Par ailleurs, la voile simulée sur des pistes triangulaires suscite de plus en plus d'intérêt. Il y a quelques semaines, le championnat allemand d'e-Sailing a eu lieu avec un nombre record de 64 participants utilisant la variante Inshore de "Virtual Regatta". Mats Krüss, 19 ans, originaire de Hambourg, qui navigue habituellement en J/70 et J/24, a remporté le titre.

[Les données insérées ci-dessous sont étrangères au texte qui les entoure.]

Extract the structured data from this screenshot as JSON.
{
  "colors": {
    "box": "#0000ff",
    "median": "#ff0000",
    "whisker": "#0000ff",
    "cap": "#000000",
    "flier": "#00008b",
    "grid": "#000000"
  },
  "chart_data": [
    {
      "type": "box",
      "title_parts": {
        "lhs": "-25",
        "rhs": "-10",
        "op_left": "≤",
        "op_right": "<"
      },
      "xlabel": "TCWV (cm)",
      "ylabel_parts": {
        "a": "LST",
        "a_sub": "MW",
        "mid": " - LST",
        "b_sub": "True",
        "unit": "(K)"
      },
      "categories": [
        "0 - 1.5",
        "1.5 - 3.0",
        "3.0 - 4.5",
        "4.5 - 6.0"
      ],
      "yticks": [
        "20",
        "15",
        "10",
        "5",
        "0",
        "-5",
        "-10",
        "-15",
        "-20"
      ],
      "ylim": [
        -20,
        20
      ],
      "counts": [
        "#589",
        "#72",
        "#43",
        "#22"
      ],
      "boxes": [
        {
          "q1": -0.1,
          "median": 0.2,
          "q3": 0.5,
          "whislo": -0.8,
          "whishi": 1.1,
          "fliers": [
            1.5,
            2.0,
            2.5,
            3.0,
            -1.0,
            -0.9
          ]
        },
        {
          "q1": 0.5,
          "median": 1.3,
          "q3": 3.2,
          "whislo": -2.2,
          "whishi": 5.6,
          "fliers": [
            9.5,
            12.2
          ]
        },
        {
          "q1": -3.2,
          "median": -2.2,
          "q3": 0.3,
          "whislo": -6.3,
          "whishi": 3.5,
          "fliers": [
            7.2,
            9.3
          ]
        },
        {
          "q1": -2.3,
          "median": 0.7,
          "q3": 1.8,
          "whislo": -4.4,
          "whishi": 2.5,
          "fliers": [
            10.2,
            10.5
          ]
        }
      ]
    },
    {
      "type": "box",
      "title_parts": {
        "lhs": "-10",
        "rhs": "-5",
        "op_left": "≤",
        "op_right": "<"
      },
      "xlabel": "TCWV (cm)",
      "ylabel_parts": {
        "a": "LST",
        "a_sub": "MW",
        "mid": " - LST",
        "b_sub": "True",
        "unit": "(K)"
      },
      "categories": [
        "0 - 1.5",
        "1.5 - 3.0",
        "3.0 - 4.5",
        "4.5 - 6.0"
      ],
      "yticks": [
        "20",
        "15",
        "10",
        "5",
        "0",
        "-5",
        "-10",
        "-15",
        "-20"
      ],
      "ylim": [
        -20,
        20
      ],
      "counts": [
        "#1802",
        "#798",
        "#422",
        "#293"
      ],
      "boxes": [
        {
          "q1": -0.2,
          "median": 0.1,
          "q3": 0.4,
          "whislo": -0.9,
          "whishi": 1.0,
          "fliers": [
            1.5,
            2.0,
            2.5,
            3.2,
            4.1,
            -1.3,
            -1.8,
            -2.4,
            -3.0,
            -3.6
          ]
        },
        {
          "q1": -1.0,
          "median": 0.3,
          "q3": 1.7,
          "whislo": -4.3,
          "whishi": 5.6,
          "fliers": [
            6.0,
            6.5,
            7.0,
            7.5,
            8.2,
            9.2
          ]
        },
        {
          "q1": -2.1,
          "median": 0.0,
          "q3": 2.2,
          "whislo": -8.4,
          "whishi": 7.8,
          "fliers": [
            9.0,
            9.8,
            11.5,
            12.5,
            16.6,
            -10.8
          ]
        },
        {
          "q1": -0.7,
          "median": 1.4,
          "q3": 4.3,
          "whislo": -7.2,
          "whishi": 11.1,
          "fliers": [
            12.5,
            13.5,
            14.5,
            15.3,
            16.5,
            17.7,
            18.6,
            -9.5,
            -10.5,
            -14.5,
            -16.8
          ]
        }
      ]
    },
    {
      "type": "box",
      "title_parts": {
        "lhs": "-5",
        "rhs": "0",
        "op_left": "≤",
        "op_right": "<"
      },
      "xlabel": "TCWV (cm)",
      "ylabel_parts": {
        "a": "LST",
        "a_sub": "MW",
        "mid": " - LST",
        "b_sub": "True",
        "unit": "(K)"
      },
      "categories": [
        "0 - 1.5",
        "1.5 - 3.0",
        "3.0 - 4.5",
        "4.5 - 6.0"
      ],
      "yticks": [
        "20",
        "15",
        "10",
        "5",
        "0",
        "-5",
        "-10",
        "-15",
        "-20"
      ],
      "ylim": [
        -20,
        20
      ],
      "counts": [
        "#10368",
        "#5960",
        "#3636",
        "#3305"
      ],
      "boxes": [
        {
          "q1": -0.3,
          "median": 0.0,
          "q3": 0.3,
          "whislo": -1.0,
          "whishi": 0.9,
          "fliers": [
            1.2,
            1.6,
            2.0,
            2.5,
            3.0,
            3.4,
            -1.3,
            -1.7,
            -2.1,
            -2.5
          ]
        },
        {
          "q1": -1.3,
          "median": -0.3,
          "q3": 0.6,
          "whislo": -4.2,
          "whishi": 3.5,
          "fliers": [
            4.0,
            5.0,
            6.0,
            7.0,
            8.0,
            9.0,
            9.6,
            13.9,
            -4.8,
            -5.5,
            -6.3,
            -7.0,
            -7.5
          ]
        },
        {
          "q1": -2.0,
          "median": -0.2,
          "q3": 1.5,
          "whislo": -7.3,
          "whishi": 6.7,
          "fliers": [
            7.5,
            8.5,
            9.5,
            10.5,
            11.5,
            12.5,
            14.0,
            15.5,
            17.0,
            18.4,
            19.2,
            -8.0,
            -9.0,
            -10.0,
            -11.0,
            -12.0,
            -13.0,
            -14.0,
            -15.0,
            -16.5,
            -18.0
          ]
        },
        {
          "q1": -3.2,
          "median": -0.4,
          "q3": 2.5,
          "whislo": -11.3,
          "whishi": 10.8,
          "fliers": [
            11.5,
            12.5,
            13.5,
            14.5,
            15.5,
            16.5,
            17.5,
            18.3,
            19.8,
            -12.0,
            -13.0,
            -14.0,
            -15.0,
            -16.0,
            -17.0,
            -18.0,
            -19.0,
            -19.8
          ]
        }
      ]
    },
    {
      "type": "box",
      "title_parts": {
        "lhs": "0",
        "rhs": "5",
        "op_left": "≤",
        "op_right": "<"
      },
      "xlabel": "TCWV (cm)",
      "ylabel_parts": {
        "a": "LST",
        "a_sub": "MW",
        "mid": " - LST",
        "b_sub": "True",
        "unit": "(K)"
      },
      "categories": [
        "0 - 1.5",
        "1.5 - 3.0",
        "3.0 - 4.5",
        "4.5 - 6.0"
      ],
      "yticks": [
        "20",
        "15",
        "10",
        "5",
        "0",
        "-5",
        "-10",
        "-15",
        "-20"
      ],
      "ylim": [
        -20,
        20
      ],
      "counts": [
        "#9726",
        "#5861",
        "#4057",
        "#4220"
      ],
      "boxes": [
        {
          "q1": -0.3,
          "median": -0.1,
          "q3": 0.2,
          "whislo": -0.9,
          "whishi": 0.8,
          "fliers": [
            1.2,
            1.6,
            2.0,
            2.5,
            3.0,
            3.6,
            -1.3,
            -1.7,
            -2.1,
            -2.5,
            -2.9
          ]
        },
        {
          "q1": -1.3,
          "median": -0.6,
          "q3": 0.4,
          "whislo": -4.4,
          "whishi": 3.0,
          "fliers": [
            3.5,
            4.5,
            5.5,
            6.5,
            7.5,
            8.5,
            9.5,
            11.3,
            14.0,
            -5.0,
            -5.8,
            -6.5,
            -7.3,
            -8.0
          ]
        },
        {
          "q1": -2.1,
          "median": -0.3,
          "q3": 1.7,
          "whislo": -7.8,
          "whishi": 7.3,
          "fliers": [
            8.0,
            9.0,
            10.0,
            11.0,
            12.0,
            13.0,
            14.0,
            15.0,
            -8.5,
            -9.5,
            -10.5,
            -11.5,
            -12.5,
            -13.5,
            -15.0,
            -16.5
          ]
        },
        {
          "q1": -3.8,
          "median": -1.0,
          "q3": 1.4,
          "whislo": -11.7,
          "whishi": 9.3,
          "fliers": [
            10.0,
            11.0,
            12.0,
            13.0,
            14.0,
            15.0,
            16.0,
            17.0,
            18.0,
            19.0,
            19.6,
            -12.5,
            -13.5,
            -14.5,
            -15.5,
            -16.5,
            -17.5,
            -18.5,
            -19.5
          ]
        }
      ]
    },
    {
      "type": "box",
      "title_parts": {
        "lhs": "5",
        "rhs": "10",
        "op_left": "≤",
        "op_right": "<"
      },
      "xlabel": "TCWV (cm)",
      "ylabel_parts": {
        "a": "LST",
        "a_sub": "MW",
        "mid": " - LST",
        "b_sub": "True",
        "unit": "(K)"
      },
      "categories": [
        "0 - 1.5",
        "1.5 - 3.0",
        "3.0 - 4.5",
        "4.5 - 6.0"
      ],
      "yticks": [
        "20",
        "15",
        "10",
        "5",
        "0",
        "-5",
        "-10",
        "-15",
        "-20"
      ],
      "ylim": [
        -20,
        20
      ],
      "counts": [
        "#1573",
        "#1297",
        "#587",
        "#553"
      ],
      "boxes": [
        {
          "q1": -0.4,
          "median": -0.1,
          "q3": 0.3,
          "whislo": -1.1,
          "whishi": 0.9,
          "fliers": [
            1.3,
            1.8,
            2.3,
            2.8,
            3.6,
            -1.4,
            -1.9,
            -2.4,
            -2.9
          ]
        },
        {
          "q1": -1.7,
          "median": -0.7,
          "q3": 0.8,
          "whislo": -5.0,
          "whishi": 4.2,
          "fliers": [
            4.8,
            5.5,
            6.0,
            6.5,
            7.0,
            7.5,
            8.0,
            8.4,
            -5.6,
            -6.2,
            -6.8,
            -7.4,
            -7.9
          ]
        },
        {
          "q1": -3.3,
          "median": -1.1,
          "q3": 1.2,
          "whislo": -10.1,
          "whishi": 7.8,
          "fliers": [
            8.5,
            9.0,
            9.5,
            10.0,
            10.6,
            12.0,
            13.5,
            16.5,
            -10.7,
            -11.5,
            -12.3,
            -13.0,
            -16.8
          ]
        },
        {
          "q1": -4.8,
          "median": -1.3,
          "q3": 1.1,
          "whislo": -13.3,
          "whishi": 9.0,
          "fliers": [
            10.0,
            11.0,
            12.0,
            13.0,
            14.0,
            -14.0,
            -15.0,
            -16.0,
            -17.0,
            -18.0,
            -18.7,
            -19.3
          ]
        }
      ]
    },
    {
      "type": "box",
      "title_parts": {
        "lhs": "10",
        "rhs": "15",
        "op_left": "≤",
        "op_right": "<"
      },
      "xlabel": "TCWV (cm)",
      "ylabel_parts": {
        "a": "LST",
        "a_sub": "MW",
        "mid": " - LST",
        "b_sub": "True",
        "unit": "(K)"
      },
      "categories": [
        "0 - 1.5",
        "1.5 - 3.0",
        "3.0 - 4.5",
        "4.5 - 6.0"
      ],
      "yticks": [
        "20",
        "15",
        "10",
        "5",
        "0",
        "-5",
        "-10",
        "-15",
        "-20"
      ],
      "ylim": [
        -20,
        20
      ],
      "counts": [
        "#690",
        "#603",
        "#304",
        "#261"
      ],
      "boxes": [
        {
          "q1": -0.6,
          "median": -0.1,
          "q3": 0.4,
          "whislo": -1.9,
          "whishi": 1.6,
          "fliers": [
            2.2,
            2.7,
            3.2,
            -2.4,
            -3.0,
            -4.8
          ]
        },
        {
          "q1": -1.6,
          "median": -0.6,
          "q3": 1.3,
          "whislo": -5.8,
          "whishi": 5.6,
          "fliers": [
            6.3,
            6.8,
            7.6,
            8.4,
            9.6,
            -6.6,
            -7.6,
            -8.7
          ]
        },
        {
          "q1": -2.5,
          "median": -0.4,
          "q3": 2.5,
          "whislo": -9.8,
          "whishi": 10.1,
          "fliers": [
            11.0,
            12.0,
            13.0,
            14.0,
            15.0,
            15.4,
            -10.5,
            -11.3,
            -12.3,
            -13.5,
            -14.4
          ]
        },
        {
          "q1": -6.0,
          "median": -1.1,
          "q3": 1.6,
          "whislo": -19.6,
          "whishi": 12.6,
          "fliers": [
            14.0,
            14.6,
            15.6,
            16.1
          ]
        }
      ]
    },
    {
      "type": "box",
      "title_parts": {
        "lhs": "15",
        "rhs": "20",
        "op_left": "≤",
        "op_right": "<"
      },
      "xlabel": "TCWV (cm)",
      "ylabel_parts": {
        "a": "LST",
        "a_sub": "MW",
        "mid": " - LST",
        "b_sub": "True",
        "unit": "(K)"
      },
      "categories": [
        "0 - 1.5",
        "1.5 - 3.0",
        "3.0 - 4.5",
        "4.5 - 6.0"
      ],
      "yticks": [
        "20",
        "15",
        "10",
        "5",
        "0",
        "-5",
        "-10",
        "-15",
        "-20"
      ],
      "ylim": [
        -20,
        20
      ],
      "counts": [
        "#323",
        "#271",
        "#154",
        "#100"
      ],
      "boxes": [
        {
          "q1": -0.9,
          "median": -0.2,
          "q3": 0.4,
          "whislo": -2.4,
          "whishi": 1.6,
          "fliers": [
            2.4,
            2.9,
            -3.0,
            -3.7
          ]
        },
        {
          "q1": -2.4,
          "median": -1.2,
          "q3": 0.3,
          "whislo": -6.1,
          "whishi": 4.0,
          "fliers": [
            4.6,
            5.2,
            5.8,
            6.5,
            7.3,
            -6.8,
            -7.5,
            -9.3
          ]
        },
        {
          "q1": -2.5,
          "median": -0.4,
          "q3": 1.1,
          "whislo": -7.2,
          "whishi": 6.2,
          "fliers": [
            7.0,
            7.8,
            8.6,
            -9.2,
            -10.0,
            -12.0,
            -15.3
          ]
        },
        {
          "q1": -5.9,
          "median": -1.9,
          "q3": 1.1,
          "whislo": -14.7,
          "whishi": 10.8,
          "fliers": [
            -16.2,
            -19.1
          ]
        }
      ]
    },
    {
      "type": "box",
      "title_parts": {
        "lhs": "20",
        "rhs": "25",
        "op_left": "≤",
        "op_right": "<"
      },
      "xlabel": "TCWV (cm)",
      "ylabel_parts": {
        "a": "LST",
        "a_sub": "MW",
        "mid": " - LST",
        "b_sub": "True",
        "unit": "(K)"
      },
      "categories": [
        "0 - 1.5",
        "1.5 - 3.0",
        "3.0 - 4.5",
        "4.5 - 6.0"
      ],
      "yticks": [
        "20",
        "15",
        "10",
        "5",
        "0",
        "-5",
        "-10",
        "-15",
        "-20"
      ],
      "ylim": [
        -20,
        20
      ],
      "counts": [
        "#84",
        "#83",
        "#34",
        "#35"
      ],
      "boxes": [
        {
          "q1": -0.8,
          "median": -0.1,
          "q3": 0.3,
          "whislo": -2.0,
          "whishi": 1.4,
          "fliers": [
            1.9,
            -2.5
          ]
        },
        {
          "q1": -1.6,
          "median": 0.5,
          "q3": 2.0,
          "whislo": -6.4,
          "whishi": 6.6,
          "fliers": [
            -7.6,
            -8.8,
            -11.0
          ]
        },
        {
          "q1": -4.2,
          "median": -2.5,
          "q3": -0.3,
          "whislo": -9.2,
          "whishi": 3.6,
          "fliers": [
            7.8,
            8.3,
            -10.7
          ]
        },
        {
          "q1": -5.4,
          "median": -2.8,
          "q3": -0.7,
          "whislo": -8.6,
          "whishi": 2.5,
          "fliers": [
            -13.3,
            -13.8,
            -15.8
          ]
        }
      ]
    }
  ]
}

A l'avenir, les simulateurs pourraient également jouer un rôle de plus en plus important pour la réussite sur les pistes de régate réelles et pour l'apprentissage de la voile. C'est ce qu'a montré récemment le 37e Congrès mondial de la voile. Coupe de l'AmericaL'utilisation de simulateurs était indispensable pour toutes les équipes. Lors de la Youth et Women's America's Cup, les navigateurs allemands se sont même préparés exclusivement sur ordinateur pour les courses avec les fulgurants foilers AC40. D'autres projets testent également l'utilisation de la réalité virtuelle pour les écoles de voile.

Max Gasser

Max Gasser

Rédacteur Test & Technique

Ayant grandi à quelques mètres des rives du lac de Constance, Max Gasser s'est retrouvé très tôt à bord du croiseur familial de 15 dériveurs, qui a ensuite été remplacé par un croiseur de 30 dériveurs à partir de 1932. Entre-temps, Gasser avait déjà remporté ses premiers succès en Opti et était passé au Laser au sein de l'équipe nationale du Bade-Wurtemberg. Après avoir obtenu son diplôme de fin d'études secondaires, il a réalisé un rêve d'enfant en achetant un Moth à foils, qu'il remplace aujourd'hui par un bateau plus récent. Après avoir travaillé comme pigiste pour un magazine local de sports nautiques, il a effectué un stage chez YACHT, ce qui l'a amené à faire un stage, puis à travailler comme rédacteur au sein de l'équipe éditoriale de Wastersports Digital. En tant que représentant de la génération Z et du foiling, il se sent particulièrement à l'aise dans tous les domaines de la voile sportive.